Pro Asyl kritisiert Bezahlkarte
Kritik an der Bezahlkarte kam vom Deutschen Anwaltverein, der vor einer "Vielzahl von Praxisproblemen" sowie einem erheblichen Mehraufwand für Verwaltung und Justiz warnte. Auch die NGO Pro Asyl kritisierte die Pläne zur Einführung der Bezahlkarte. Damit habe in er Flüchtlingspolitik "einmal mehr der Populismus über sachliche Argumente gesiegt", erklärte die Organisation. "In der Praxis werden so vielerorts geflüchtete Menschen noch stärker ausgegrenzt und selbst in kleinsten Alltagsentscheidungen eingeschränkt werden." Von der Flucht vor Verfolgung oder Krieg würden sich Migranten "aber auch von der Bezahlkarte nicht abhalten lassen".

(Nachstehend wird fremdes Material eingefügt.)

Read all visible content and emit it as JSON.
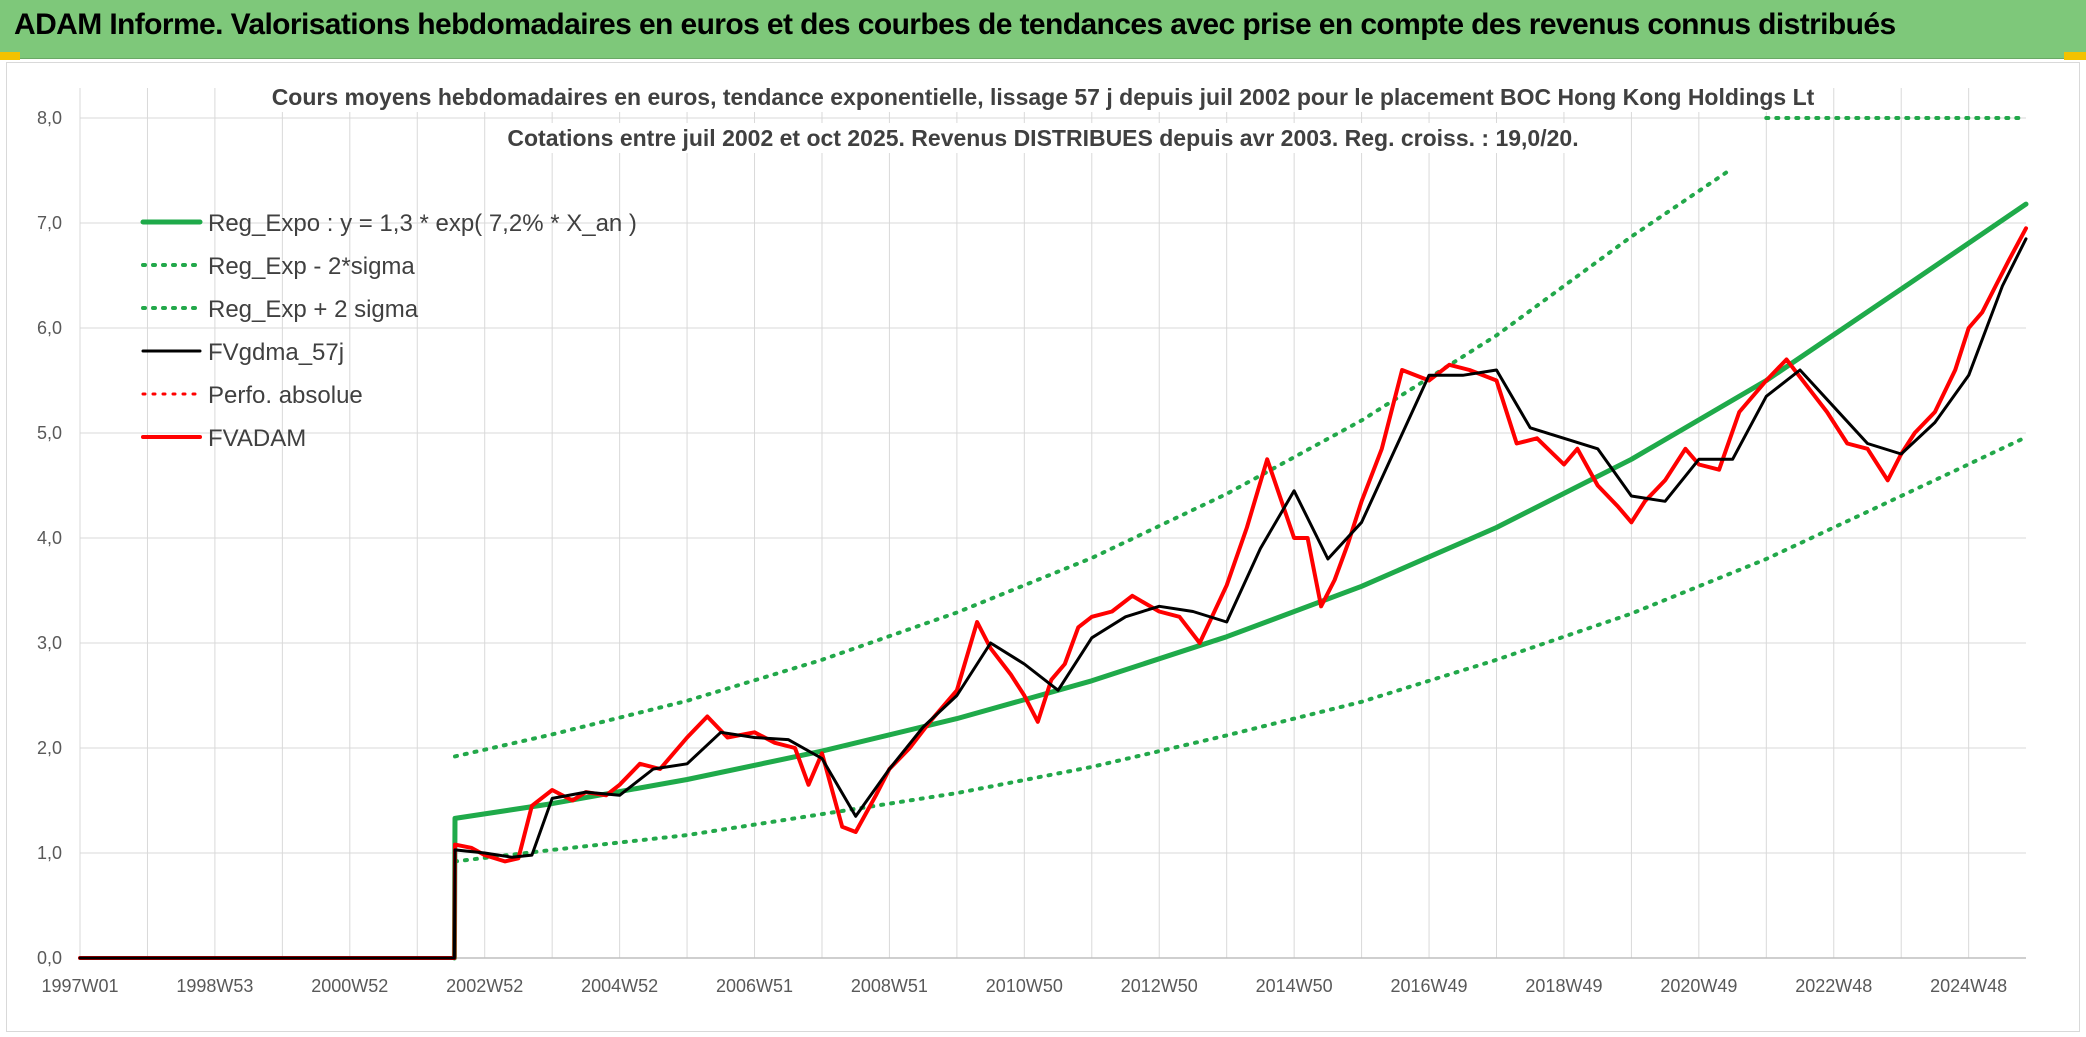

Nur teilweise zufrieden zeigte sich der Deutsche Städtetag. Hauptgeschäftsführer Helmut Dedy sagte, es sei zwar gut, dass es nun eine Einigung gebe. Es fehle aber weiterhin "eine klare Regelung vom Bund, ob und welche Obergrenze für Bargeldauszahlungen gelten soll". Dies müssten jetzt die Bundesländer festlegen, am besten möglichst einheitlich.
Dass ihre Pläne vom Bundesverfassungsgericht kassiert werden, fürchten die Koalitionäre nicht. In der Begründung des Entwurfs heißt es, die Rechtsprechung zum Umfang existenznotwendiger Leistungen für Menschen mit nur vorübergehendem Aufenthaltsrecht stehe dem nicht entgegen, da diese nicht die Form der Leistungsgewährung festlege.